Geniale ed isolato, di origini proletarie ed eccessivamente schivo, ingenuamente non si è mai reso conto del reale valore della sua opera, attorno alla quale si è sviluppato un forte collezionismo privato fatto di passaparola, di amici e conoscenze, al di fuori di qualsivoglia circuito critico e commerciale ufficiale.
Nel luglio 2012 presenta per la prima volta una selezione critica del suo lavoro violentemente naif, legato compulsivamente alle suggestioni più forti dell’attualità e della cronaca, spiritualmente erede e testimone di un’epoca politica, gli anni ’70, fortemente segnata dalla parola e dal suono del rock, al quale nelle sue opere sono continui i rimandi. In questa visione metaforicamente battezzata “Hard Rock Painting” sotto una forma apparentemente rozza ed immediata si stratificano innumerevoli livelli di segni e significati; alla violenza ed all’impatto del colore, utilizzato pittoricamente come il riff di Smoke on the Water, si sovrappone la delicatissima ragnatela dell’ arpeggio di Stairway to Heaven.
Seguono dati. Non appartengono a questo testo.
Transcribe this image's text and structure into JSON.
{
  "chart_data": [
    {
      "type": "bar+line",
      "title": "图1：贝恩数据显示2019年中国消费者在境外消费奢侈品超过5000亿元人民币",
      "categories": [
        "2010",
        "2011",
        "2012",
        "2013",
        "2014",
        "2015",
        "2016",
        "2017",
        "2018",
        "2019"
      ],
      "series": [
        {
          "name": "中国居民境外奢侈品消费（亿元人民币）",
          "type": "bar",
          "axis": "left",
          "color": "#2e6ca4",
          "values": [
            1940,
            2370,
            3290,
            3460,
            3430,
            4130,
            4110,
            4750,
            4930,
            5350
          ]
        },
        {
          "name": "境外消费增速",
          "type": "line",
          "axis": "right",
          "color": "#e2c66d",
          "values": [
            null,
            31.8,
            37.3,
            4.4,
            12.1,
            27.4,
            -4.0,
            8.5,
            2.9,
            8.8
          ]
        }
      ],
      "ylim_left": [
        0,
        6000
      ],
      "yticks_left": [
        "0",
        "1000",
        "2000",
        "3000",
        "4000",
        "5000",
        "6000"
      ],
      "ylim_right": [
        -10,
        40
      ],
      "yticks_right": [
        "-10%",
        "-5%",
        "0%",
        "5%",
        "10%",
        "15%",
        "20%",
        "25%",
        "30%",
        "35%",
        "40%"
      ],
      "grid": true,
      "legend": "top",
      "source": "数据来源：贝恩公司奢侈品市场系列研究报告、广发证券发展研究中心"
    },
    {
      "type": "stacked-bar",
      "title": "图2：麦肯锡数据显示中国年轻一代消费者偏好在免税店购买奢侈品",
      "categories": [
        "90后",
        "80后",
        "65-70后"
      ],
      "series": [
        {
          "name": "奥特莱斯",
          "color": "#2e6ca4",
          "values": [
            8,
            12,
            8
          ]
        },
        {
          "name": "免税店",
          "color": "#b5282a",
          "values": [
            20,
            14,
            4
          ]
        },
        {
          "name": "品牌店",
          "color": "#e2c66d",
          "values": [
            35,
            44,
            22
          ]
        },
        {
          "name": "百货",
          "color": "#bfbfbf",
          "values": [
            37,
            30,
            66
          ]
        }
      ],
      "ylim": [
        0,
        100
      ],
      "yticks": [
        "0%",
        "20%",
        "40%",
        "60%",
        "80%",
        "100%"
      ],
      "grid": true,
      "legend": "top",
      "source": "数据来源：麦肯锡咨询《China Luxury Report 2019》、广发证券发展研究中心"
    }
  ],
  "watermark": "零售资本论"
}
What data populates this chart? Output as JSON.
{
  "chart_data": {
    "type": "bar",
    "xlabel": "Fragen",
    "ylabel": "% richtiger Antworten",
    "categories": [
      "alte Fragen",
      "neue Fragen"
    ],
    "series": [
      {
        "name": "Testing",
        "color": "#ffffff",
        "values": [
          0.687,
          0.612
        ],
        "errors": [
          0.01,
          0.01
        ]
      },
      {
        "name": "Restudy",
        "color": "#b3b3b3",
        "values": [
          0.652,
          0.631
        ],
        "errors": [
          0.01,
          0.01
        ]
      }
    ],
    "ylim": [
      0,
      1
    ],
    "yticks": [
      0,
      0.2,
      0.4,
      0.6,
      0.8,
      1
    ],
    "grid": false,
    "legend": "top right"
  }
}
Le opere esposte in questa occasione tracciano un percorso decennale che partendo dalle allegorie fantasmatiche di Desaparecido e Sposa, ritratto dell’abito nuziale della moglie dell’artista, attraversa la fase delle grandi tele di stampo graffitaro tipiche degli ultimi anni, e giunge alla recentissima, sconvolgente e matura Deep Pink (Profondo Rosa), dedicata alla persistente tragedia del dilagante fenomeno della violenza sulle donne.